Ragone Calvo Lisa M, Dungan Christopher F, Roberson Bob S, Burreson Eugene M
Virginia Institute of Marine Science, College of William and Mary, Gloucester Point, Virginia 23062, USA.
Dis Aquat Organ. 2003 Aug 15;56(1):75-86. doi: 10.3354/dao056075.
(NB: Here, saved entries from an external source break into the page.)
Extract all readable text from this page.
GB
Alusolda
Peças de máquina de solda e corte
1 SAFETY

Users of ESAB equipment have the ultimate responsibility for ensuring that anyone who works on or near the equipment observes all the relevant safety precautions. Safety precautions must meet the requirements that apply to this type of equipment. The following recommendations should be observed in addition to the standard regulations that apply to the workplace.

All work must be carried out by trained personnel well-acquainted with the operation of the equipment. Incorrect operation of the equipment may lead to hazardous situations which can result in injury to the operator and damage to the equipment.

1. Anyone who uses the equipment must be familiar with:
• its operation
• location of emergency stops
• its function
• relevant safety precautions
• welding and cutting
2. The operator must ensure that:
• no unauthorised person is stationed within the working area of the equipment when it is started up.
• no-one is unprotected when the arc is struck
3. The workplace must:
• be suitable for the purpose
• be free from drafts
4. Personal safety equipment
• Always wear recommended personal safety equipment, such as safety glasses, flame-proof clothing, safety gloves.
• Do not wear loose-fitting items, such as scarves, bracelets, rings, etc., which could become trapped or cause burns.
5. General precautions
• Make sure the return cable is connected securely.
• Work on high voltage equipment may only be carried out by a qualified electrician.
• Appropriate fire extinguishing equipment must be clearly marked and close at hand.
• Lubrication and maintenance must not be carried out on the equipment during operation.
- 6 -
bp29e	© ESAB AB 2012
The transmission of Perkinsus marinus in eastern oysters Crassostrea virginica in relation to water temperature, host oyster mortality, and water-column abundance of anti-P. marinus antibody-labeled cells was systematically examined for 20 mo at a site in the lower York River, Virginia, USA. Uninfected sentinel oysters were naturally exposed to the parasite at 2 wk intervals throughout the course of the study to determine the periodicity and rates of parasite transmission. The timing and magnitude of disease-associated oyster mortalities in a local P. marinus-infected oyster population were estimated by monitoring a captive subset of the local oyster population. Flow cytometric immunodetection methods were employed to estimate the abundance of P. marinus cells in water samples collected 3 times each week. The acquisition of P. marinus infections by naïve sentinel oysters occurred sporadically at all times of the year; however, the highest incidence of infection occurred during the months of August and September. This window of maximum parasite transmission coincided with the death of infected hosts within the captive local oyster population. Counts of antibody-labeled cells ranged from 10 to 11900 cells l(-1), with the highest abundances in July and August coincident with maximum summer temperatures. A statistically significant relationship between water-column parasite abundance and infection-acquisition rate was not observed; however, highest parasite-transmission rates in both years occurred during periods of elevated water-column abundance of parasite cells. These results support the prevailing model of P. marinus transmission dynamics by which maximum transmission rates are observed during periods of maximum P. marinus-associated host mortality. However, our results also indicate that transmission can occur when host mortality is low or absent, so alternative mortality-independent dissemination mechanisms are likely. The results also suggest that atypically early-summer oyster mortality from Haplosporidium nelsoni infection, at a time when infections of P. marinus are light, has a significant indirect influence on P. marinus transmission dynamics. Elimination of these hosts prior to late-summer P. marinus infection-intensification effectively reduces the overall number of P. marinus cells disseminated.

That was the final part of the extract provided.